Illustration: Rebecca Zisser/Axios
The Supreme Court has mostly been able to stay insulated from Trumpworld — it hasn’t had to grapple with the impulses and contradictions that tie the rest of official Washington in knots. But that will likely have to change today as the court takes up President Trump’s travel ban.
Between the lines: It’s no big surprise to see a president’s signature policies land at the Supreme Court, but the travel-ban case is uniquely tied up with Trump’s haphazard policymaking process, and with the tug of war between the president and his administration. The justices will even have to decide how much they care about Trump’s tweets.
The big question: Is the travel ban a Muslim ban?
- If the court believes it is, then Trump would almost certainly lose. And on that question, the president’s own statements are his biggest liability.
- Trump campaigned on “a total and complete shutdown of Muslims entering the United States,” the travel ban was one of the first things he did after taking office, and he complained on Twitter that subsequent revisions were a “watered down, politically correct version” of the original.
The other side: The Justice Department wants to fight this out along relatively traditional battle lines, framing it as a straightforward case about the powers Congress granted to the president to restrict immigration.
The President’s retweets do not address the meaning of the [travel ban] at all.— Solicitor General Noel Francisco, in a Supreme Court brief
The facts: The initial travel ban, released just days after Trump’s inauguration, imposed a 90-day ban on immigration from seven Muslin-majority countries and temporarily barred all refugees from entering the U.S., unless they were religious minorities in their home countries.
- The White House revised the policy twice, in response to courts blocking the policy from taking effect.
- The most recent version barred immigrants from six Muslim-majority countries as well as North Korea; added some limits on travel from Venezuala; and, perhaps most importantly, spelled out criteria for including each country in the ban.

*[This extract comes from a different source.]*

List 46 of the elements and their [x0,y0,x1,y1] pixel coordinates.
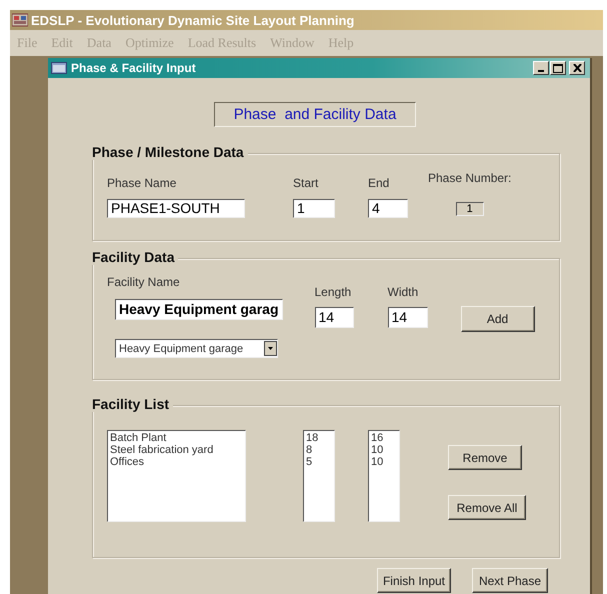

What to watch: Questions of statutory interpretation — how much power Congress gave the president through the Immigration and Nationality Act, and whether Trump acted within that authority when he signed the third and most recent version of the travel ban — probably will make up the bulk of today’s arguments.
- Many legal experts say the Justice Department has a pretty good shot at winning on those grounds, due in part to the court’s traditional deference to the executive branch.
Trump is the subtext. Hawaii wants the court to see a broader continuum that begins with Trump's expressed desire for a Muslim ban and accounts for the chaos of the initial policy. Trump's heaviest baggage is all stuff he created for himself.
- The court may well choose to ignore that baggage, focusing on the substance of Travel Ban 3.o — similar to the way House Speaker Paul Ryan sidesteps the "tweet of the day" to talk about the tax law. Trying to square that circle is a challenge for just about everyone in Trump's Washington. And now the Supreme Court has to figure it out, too.